Susan Collins, presidente do Fed de Boston, foi direta ao pontuar que, sem evidências de progresso sustentado na inflação, o endurecimento da política monetária se tornará apropriado em breve para garantir a estabilidade de preços. Karim Basta, economista-chefe da III Capital Management, ecoa esse sentimento ao afirmar que os dados mais recentes simplesmente não atendem ao critério de desaceleração exigido pelos formuladores de política.

A complicação do Tesouro e o déficit de 6%

O cenário não se resume apenas à luta contra a inflação de bens e serviços. As ações recentes do Tesouro americano tornaram o tabuleiro macroeconômico ainda mais complexo para Warsh. O mandatário do Fed sempre declarou seu desejo de permitir que os investidores definam os preços dos títulos sem a interferência governamental. Contudo, essa premissa colidiu com o ativismo de mercado repentino do secretário Bessent.

Nos últimos tempos, houve um aumento constante nas taxas que os investidores globais exigem para emprestar dinheiro aos EUA. Esse movimento ocorre em um momento em que os déficits orçamentários chegam a quase 6% do Produto Interno Bruto, um patamar historicamente elevado considerando que só é comum em períodos de recessão. Para quem acompanha o mercado internacional, o aumento dos rendimentos dos Treasuries (títulos da dívida americana de longo prazo, que servem como base para a precificação de risco global) tende a pressionar o dólar e a atrair capital de economias emergentes.

Para tentar conter a alta desses rendimentos, Bessent anunciou, de forma surpreendente, a expansão de um programa de recompra de dívida. Steven Blitz, economista-chefe para os EUA da TS Lombard, resumiu o impasse ao afirmar que Warsh fez grande alarde sobre ouvir o mercado, mas o mercado já se manifestou e Bessent acabou com a discussão.
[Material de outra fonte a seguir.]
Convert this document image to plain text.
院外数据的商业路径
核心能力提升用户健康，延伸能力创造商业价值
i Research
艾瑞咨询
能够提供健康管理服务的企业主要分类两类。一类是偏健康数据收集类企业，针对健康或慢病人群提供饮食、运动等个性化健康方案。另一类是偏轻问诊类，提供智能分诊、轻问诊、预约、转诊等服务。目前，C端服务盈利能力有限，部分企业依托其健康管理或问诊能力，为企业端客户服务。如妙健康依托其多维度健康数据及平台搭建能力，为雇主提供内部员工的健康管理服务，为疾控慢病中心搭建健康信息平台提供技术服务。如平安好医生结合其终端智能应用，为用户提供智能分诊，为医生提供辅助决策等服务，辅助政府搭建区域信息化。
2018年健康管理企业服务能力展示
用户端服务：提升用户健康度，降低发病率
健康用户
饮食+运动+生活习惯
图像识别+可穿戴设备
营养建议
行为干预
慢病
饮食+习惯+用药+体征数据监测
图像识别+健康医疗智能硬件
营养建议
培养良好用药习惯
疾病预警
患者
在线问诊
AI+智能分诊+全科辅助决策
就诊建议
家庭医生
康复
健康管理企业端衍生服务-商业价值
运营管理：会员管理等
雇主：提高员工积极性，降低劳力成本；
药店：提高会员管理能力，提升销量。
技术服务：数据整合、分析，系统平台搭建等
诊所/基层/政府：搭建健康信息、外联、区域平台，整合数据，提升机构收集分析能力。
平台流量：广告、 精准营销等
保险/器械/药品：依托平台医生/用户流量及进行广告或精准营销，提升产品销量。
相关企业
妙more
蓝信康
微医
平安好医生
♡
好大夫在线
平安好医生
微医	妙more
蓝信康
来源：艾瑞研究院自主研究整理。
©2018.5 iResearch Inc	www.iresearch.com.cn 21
A análise de Blitz aponta que tudo se resume à normalização dos rendimentos em um cenário marcado por dívida federal excessiva, crescimento real insuficiente e necessidade de capital estrangeiro. Os gastos federais, nesse sentido, ajudam a manter a inflação alta, mas operam fora da esfera de influência direta do Fed.

O que observar na agenda macroeconômica

O relógio continua correndo e os próximos capítulos dessa novela macroeconômica serão definidos por dados concretos. Antes da reunião do FOMC no mês que vem, o mercado aguarda a divulgação de mais um relatório de emprego e os dados de inflação referentes ao mês de agosto.

Para os formuladores de política monetária, a conta é simples: o excesso de inflação já se prolonga por tanto tempo que o risco de minar a confiança do público se torna uma ameaça real. O tempo para agir, ou ao menos sinalizar uma ação concreta, está se esgotando. A dependência de Warsh em relação a esses próximos indicadores ditará o ritmo dos juros globais e a precificação de risco nos mercados financeiros.

A comunicação do Fed, portanto, deixa de ser apenas um exercício técnico para se tornar o principal ativo de defesa da instituição contra a erosão de sua autoridade. Se o mercado perceber que a política fiscal está dominando a política monetária, o prêmio de risco exigido pelos investidores em títulos americanos deve permanecer elevado, mantendo as condições financeiras globais apertadas por mais tempo do que os modelos econômicos tradicionais sugerem.